Statistical Efficiency of Thompson Sampling for Combinatorial Semi-Bandits
This addresses a theoretical gap in bandit algorithms for researchers, providing efficient solutions with proven regret bounds, though it is incremental as it builds on existing Thompson Sampling methods.
The paper tackles the open problem of achieving optimal asymptotic regret in combinatorial semi-bandits for families like mutually independent and multivariate sub-Gaussian outcomes, by proposing tight analyses of Combinatorial Thompson Sampling variants, offering a computationally efficient alternative to non-efficient optimal policies.
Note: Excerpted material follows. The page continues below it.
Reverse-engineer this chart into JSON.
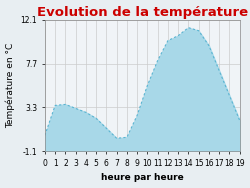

We investigate stochastic combinatorial multi-armed bandit with semi-bandit feedback (CMAB). In CMAB, the question of the existence of an efficient policy with an optimal asymptotic regret (up to a factor poly-logarithmic with the action size) is still open for many families of distributions, including mutually independent outcomes, and more generally the multivariate sub-Gaussian family. We propose to answer the above question for these two families by analyzing variants of the Combinatorial Thompson Sampling policy (CTS). For mutually independent outcomes in $[0,1]$, we propose a tight analysis of CTS using Beta priors. We then look at the more general setting of multivariate sub-Gaussian outcomes and propose a tight analysis of CTS using Gaussian priors. This last result gives us an alternative to the Efficient Sampling for Combinatorial Bandit policy (ESCB), which, although optimal, is not computationally efficient.